Judge Won’t Reconsider Terror Watch List Case

     SAN FRANCISCO (CN) – A Malaysian woman who has spent years disputing her inclusion on various terror watch lists cannot rely on documents from 2013 to prove bad faith by the Justice Department, a federal judge ruled Saturday.
     Rahinah Ibrahim, a former Stanford grad student, successfully fought a mistake by an FBI agent that landed her on a terrorist database and the Transportation Security Administration’s no-fly list, and got her booted out of the United States in 2005.

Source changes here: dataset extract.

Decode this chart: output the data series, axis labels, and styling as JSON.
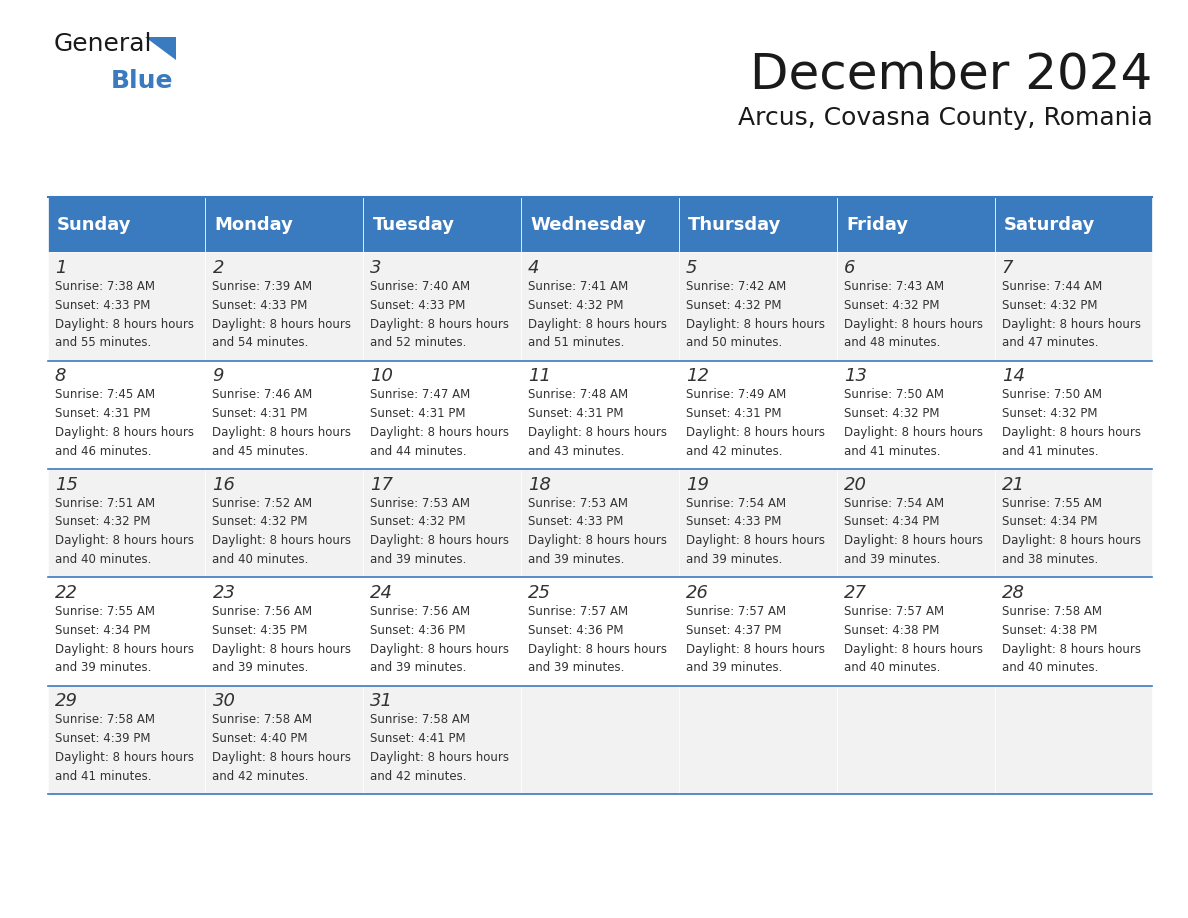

     Earlier this year, U.S. District Judge William Alsup rebuked the government for its handling of Ibrahim’s case and ordered all agencies to remove her from their terror databases and watch lists. He did not, however, side with Ibrahim on her constitutional claims, including First Amendment, substantive due process and equal protection infringements.
     Ibrahim then asked Alsup to reconsider both his judgment and her request for $3.9 million in fees for her pro bono lawyers at McManis Faulkner. She filed a third request earlier this month based on documents posted to the Internet that allegedly prove that broken rules – and not a mistake by the FBI agent – landed Ibrahim on terror watch lists and kicked out of the United States.
     The Justice Department urged Alsup to deny Ibrahim’s request, citing – as it had so often during this case – national security. But in the end Alsup said the “March 2013 Watchlisting Guidelines” appeared on the government’s privilege list and so were available to Ibrahim before trial.
     “In this case, plaintiff’s counsel have not met their burden of proof as to reasonable diligence because the ‘March 2013 Watchlisting Guidance’ appeared on the government’s privilege log and plaintiff’s counsel never specifically moved to compel that document,” the eight-page ruling filed Saturday states. “This is not a case in which the government concealed that it was withholding under claim of privilege a document sought; rather, it did claim the privilege, identified it on a privilege log, and plaintiff’s counsel failed to move to compel that particular document.”
     While Ibrahim had argued that the document required authorities to apply a higher standard before nominating her to terror databases because she is considered a government official – as a professor at the University of Putra Malaysia – neither side proposed a finding of that fact during the trial, Alsup said.
     The judge also declined to reconsider her request for nearly $4 million in attorneys’ fees based on the DOJ’s “bad faith.”
     “Counsel for plaintiff’s final argument is that the attorney’s fees, expenses, and costs orders should be reconsidered because the defendants refused to produce the Watchlisting Guidance and the testimony of the government agents evidenced bad faith. Not so,” Alsup wrote. “None of this rises to the level of ‘bad faith’ warranting ‘a full fee based on counsel’s actual rates,’ especially since plaintiff’s counsel never specifically moved to compel the ‘March 2013 Watchlisting Guidance’ on the government’s privilege log during discovery. This order, for the third time, denies leave to seek reconsideration of the fees-and-expenses orders.”
     The issue of McManis Faulkner’s fees is being hashed out before a special master, ordered by Alsup after he called the bill for the eight-year case “grossly broad even to the point of seeking double recovery.”